Penelitian sebelumnya telah mengaitkan pembentukan radikal bebas dan pemendekan telomer dengan percepatan penuaan sel. Secara khusus, akumulasi radikal bebas dapat menyebabkan kerusakan oksidatif, sebuah efek yang terkait dengan kondisi kronis yang berkaitan dengan usia seperti gangguan neurodegeneratif, seperti penyakit Alzheimer, serta penyakit kardiovaskular dan kanker.
Lebih lanjut tentang ini…
Nick Leeper, Associate Professor dan Kepala Vaskular
kedokteran di Universitas Stanford, tidak terlibat dalam penelitian ini, namun menyebut temuan baru itu “provokatif”.
“Saya pikir ini adalah data lain yang semuanya menunjuk pada potensi risiko yang perlu dipelajari secara prospektif dan acak,” kata Leeper, yang bekerja dengan Cooke pada studi tahun 2015 yang mengaitkan PPI dengan peningkatan serangan jantung. risiko, kata.
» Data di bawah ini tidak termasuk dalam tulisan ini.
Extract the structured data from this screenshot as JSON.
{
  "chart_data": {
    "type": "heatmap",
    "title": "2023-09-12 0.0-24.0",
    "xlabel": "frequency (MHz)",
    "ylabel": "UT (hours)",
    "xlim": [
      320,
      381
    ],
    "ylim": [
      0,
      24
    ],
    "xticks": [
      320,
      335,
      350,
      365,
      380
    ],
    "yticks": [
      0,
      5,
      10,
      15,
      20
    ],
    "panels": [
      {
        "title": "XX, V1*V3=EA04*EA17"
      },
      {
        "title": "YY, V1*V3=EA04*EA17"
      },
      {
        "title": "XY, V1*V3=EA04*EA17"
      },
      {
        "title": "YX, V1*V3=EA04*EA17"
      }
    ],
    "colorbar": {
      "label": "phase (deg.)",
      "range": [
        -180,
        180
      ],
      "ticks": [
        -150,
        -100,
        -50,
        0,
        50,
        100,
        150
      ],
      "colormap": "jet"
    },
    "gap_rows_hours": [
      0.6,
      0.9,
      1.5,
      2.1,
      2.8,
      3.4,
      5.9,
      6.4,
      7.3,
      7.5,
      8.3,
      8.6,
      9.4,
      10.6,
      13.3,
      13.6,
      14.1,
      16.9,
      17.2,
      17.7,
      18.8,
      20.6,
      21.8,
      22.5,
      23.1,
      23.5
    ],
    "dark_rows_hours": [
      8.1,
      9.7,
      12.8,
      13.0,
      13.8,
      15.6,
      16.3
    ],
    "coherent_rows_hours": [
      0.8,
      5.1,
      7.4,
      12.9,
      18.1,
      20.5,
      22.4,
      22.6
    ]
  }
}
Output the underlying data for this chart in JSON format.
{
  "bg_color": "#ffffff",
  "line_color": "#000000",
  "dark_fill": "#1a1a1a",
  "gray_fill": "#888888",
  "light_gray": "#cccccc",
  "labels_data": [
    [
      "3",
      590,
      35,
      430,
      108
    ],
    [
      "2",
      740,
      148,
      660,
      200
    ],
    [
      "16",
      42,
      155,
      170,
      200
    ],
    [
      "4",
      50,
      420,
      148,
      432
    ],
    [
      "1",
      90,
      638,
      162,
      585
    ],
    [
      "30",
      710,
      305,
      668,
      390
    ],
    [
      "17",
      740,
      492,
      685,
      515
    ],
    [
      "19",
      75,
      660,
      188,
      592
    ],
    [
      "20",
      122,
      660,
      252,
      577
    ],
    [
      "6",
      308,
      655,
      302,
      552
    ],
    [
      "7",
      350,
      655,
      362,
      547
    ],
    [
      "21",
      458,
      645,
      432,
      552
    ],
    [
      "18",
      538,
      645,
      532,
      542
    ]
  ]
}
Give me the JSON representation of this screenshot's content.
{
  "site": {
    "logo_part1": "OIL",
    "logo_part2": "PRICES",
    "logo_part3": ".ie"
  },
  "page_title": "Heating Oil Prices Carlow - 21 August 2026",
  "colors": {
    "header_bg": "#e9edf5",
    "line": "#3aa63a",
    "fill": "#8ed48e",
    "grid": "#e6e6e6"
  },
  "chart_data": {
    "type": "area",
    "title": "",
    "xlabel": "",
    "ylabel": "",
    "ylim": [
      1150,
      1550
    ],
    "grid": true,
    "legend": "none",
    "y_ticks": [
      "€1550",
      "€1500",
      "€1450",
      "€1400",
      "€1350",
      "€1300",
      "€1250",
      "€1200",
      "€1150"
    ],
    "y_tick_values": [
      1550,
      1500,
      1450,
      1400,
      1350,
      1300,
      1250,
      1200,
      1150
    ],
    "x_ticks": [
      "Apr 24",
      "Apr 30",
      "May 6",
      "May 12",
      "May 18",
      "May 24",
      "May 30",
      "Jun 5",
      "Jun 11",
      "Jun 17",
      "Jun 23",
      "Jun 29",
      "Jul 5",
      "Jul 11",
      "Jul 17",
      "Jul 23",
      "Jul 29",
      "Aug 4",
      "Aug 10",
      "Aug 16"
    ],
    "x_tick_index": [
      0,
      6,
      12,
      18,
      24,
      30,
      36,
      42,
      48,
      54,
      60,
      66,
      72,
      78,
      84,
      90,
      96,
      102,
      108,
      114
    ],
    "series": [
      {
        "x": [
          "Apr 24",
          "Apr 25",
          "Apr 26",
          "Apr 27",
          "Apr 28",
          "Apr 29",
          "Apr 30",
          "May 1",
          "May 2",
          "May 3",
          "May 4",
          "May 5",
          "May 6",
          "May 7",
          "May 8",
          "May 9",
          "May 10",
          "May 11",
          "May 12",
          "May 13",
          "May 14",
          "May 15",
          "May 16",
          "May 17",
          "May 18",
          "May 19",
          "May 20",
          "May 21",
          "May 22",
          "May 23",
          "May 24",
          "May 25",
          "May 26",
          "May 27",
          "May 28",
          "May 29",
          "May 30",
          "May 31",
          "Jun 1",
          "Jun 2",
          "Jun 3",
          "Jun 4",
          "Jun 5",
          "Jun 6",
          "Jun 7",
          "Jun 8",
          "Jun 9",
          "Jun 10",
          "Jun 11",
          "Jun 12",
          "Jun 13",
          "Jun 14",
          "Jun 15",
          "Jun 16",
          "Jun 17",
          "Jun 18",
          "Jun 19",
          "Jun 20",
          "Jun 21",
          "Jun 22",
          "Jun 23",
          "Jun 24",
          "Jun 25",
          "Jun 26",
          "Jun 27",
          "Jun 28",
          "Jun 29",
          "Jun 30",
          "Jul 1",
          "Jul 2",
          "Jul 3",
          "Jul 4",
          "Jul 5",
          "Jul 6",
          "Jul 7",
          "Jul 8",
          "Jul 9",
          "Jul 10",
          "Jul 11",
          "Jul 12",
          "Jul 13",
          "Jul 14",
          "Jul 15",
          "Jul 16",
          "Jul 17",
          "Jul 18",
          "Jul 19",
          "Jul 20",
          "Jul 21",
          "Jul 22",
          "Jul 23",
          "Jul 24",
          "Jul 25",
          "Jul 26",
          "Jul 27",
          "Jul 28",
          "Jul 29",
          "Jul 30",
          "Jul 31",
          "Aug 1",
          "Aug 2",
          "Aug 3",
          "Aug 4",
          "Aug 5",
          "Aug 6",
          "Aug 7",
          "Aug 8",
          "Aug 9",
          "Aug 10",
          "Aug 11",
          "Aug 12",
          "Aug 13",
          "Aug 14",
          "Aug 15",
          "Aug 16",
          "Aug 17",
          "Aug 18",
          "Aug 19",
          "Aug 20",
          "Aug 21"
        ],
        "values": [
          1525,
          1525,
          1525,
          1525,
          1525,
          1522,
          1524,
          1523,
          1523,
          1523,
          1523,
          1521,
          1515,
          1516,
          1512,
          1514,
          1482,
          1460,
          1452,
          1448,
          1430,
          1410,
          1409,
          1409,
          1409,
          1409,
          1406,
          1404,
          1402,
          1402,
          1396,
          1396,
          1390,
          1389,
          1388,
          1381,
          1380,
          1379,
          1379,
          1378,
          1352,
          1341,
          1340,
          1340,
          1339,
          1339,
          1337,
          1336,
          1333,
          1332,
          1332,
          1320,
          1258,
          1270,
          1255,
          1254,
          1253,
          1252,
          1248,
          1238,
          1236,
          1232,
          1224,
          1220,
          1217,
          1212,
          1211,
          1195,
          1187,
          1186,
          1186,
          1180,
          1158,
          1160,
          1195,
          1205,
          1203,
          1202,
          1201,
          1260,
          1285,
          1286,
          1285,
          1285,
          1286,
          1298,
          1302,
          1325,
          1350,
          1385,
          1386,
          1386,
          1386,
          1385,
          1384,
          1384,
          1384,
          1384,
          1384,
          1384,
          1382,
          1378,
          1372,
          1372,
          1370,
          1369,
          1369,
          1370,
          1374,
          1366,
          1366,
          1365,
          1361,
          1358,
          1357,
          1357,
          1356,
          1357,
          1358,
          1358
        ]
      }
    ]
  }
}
FoxNews.com. “Saya pikir penting untuk dicatat, seperti yang penulis tunjukkan, bahwa obat-obatan ini sering kali digunakan lebih lama dari indikasi yang disetujui dan juga tersedia tanpa resep. Jadi menurut saya, mengingat pola potensi kerugian yang terlihat dalam rangkaian penelitian yang dijelaskan di sini, regulator harus mempertimbangkan apakah diperlukan studi prospektif tambahan.”
Cooke mengatakan uji coba prospektif dan acak adalah langkah selanjutnya bagi para peneliti, karena keterbatasan utama dari penelitian baru timnya adalah, meskipun modelnya relevan secara klinis, namun dilakukan secara in vitro.
Namun, dia yakin temuan timnya memerlukan tindakan dari regulator dan dokter.
“Saya tidak mengatakan obat-obatan ini harus dikeluarkan dari pasaran – obat-obatan ini aman dan efektif sebagaimana disetujui oleh FDA,” kata Cooke, “tetapi saya pikir ini saatnya untuk memikirkan kembali penggunaan obat-obatan yang dijual bebas dan meninjau kembali penggunaan obat-obatan tersebut. mendidik diri kita sendiri.”